Gooey, decadent, utterly devourable, these little gems are not only delicious and an excellent chocolate fix, they are incredibly easy to make. They pair very well warm with some cream or low carb ice cream and fresh berries. Sugar free, gluten free and low carb too so you won’t get a spike in blood sugar.

MAKES 12
NUTRITIONAL INFO PER BROWNIE
carbs 2g / fat 20g / protein 5g

INGREDIENTS
2 cups almond meal
1/4 cup unsweetened cocoa powder
1 teaspoon baking powder
1/3 cup sweetener of your choice (e.g. xylitol, erythritol, stevia mix)
2 eggs
1/2 cup butter (125g or 6 tablespoons)
A few squares of dark chocolate, chopped (I used 4 squares of Lindt 85% cocoa)

MIX, MELT, STIR, BAKE…
Preheat the oven to 180 degrees celcius. Line a sheet pan or lamington tin with baking paper.

Mix the almond meal, cocoa powder, sweetener and baking powder together. Melt the butter.

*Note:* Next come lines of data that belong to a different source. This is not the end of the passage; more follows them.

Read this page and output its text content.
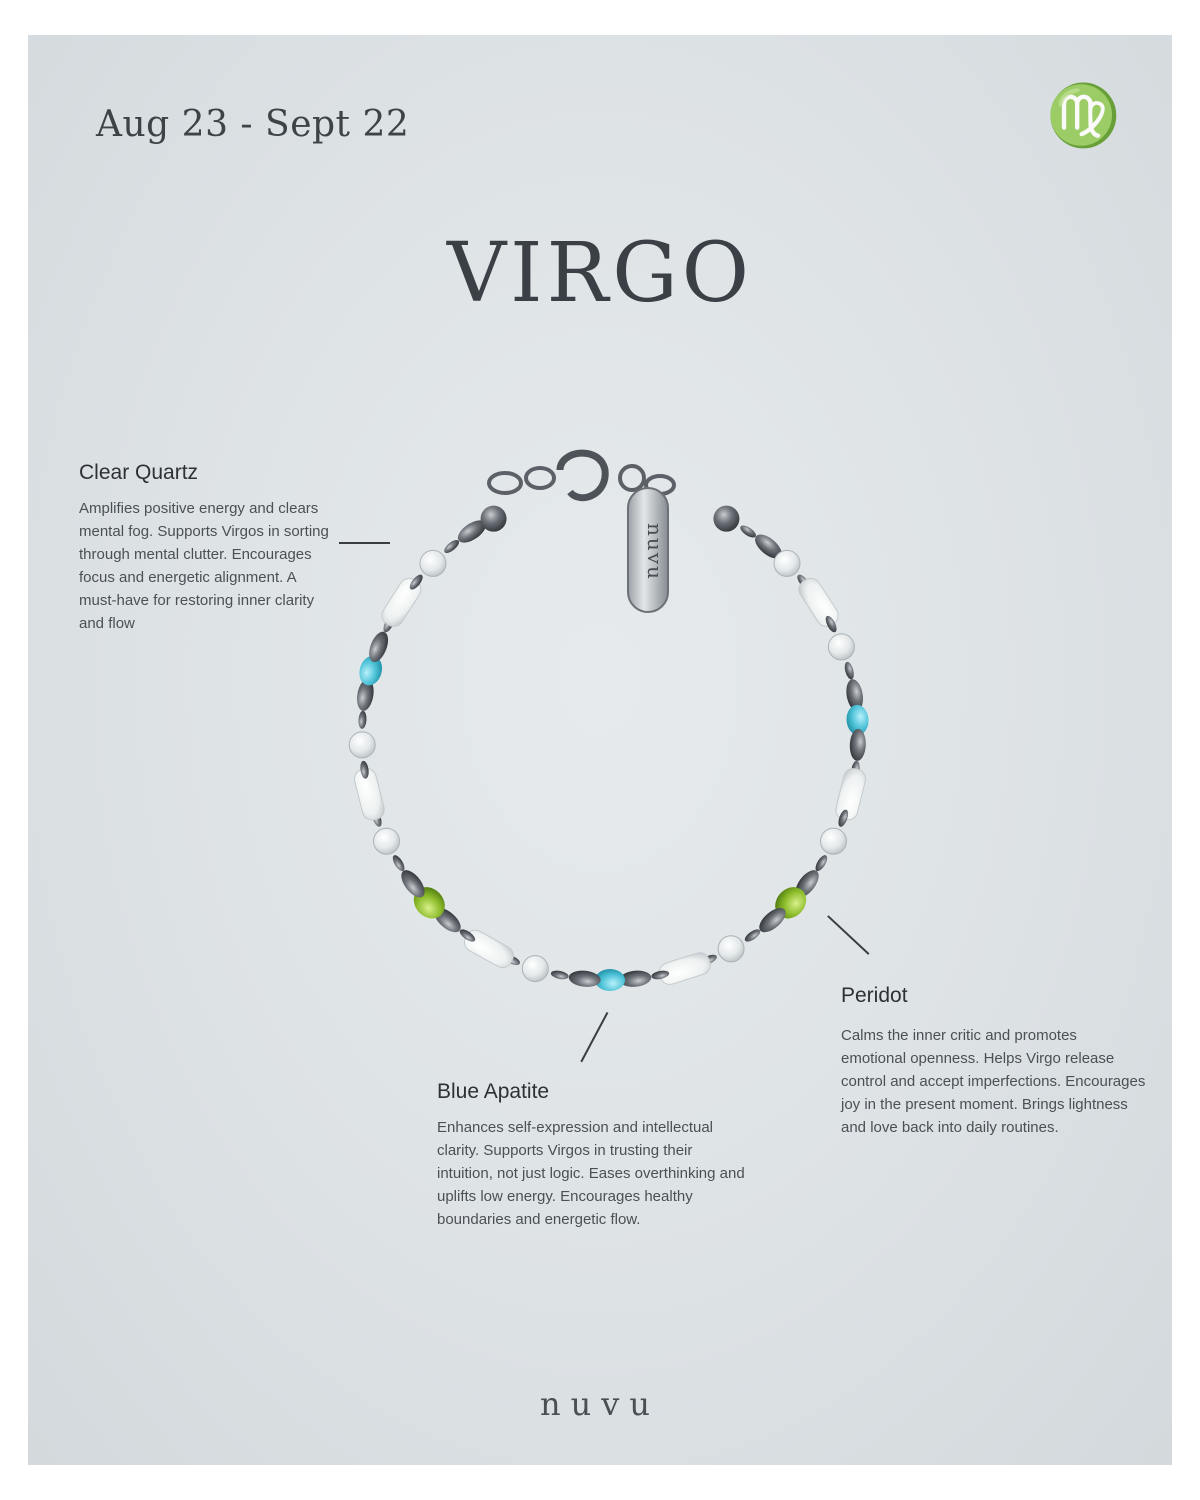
Aug 23 - Sept 22	♍
VIRGO
nuvu
Clear Quartz
Amplifies positive energy and clears mental fog. Supports Virgos in sorting through mental clutter. Encourages focus and energetic alignment. A must-have for restoring inner clarity and flow
Blue Apatite
Enhances self-expression and intellectual clarity. Supports Virgos in trusting their intuition, not just logic. Eases overthinking and uplifts low energy. Encourages healthy boundaries and energetic flow.
Peridot
Calms the inner critic and promotes emotional openness. Helps Virgo release control and accept imperfections. Encourages joy in the present moment. Brings lightness and love back into daily routines.
nuvu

Stir the eggs into the dry mix, then stir in the butter and mix well. Stir in the chopped chocolate bits.

Pour into the baking tin and spread out with a knife. Bake for 20 minutes until just set.

Allow to cool slightly, then serve with some cream or low carb ice cream and berries. You can warm it up again later, or enjoy it as it is at room temperature.

Top with some easy ganache frosting.

HOW TO MAKE GANACHE FROSTING

FOR ONE CAKE (12 SERVES OF APPROX 1 TABLESPOON EACH)
carbs 3g / fat 6.5g /protein 1g

It’s very easy! Add more cream to make it a runny sauce or add more chocolate to make it a thicker ganache frosting.

INGREDIENTS
100mL whipping cream
100g dark chocolate (70% or more)

Warm the cream over low heat. Once it starts to steam but before it bubbles, turn it off and add the chopped chocolate. Stir until the chocolate dissolves and the mixture thickens. Allow to set if you want a thicker frosting, or pour on warm if you want it runny.

Low carb blondies

This recipe has been adapted from All Day I Dream About Food Low Carb Browned Butter Choc Chip BlondiesIt has all the flavours of a choc chip cookies but the the texture of a soft brownie. No one can tell the difference that this is sugar free, gluten free and low carb.

MAKES 12
NUTRITIONAL INFO PER SQUARE
carbs 4g / fat 21.5g / protein 5g

INGREDIENTS
1/2 cup (125g) butter, melted
2 cups almond meal
1 teaspoon baking powder
100g chopped 70% dark chocolate
1/2 cup xylitol or other sweetener
1 egg
1 teaspoon vanilla extract

MELT, MIX, PRESS, BAKE…
Preheat the oven to 180 degrees celcius. Line a lamington or sheet tray with some baking paper.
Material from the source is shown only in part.